2. External factors: Causes that are unrelated to your initiative may affect the rate of offending more generally; for example, a change in the law or the introduction of new services independently of the specific problem-solving efforts or the introduction of crackdowns following political pressure.
3. General trends: There may be underlying trends in repeat offending patterns that mean any observed changes would have happened regardless of any problem-solving intervention.
4. Selection effects: Those subject to treatment may be especially open to change and may not be representative of all repeat offenders. Indeed, they may even change without any particular measures being applied to them.
5. Methods of recording data: These may alter in ways that create the appearance of change where there is none. Methods of counting crimes change. Policies on arrest may change. Data recording practices may be altered. Any of these may affect counts of offenses and offenders that could influence outcome assessment findings independently of any change in underlying crime patterns.
6. Methods of identifying offending: Discretion may be used in processing offenders in ways that affect counts; for example, treatment is being given which may mean more reoffending comes to light or there is a temptation to overlook offenders’ lapses in the interests of maintaining client participation.
To assess outcomes, you need to work out the expected pattern of effects and check whether they are occurring. For example, if your project is attempting to incapacitate known or suspected repeat offenders, you need to track who is and who is not at liberty in the community to offend each day, to determine whether rates of the reported crimes being targeted are affected by the availability of the suspected repeat offenders. On the other hand, if you are trying to bring into treatment those deemed liable to be prolific offenders, you should look at before and after rates of reported relevant crime, controlling for the supply of those being targeted. If your project focuses on a rash of offenses attributed to one offender, then a dramatic fall in the crime rate would be expected once that offender
is taken into custody or effectively deterred. If the project targets those leaving prison, then before and after rates of re-arrest for the population of those released may provide a suitable measure of impact.
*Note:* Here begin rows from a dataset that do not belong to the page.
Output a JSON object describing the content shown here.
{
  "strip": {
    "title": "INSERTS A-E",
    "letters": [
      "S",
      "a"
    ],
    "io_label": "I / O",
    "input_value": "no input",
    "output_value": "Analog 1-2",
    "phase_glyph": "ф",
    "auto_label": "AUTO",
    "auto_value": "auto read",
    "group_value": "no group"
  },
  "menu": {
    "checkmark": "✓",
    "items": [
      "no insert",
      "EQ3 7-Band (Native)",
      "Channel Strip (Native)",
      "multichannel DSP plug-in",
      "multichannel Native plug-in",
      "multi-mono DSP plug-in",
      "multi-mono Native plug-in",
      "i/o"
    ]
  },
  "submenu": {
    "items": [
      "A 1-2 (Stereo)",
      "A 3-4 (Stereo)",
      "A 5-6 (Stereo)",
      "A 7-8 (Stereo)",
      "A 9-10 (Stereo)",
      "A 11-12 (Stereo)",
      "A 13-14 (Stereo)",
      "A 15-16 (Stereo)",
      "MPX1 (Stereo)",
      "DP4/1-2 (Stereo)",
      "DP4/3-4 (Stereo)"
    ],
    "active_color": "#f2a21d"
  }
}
When conducting your evaluation, look for positive and negative side effects as well as whether the intended outcomes occurred. It is difficult to anticipate unintended consequences, but they can be important. Displacement (the substitution of some alternative offending for that which is prevented) and diffusion of benefits (the extension of crime prevention effects beyond the direct application of measures) are frequently considered side effects of problem-solving measures. You should consider where these might be most expected and implement efforts to capture them.† For example, if you incarcerate prolific drug dealers in an effort to incapacitate them, it is important to determine
whether they are replaced by other drug dealers. Likewise, if members of high-crime families are targeted, consider an assessment focusing on whether the criminal activity of other non-targeted members is also reduced.
† See Problem-Solving Tools Guide No. 10, Analyzing Crime Displacement and Diffusion, for further information.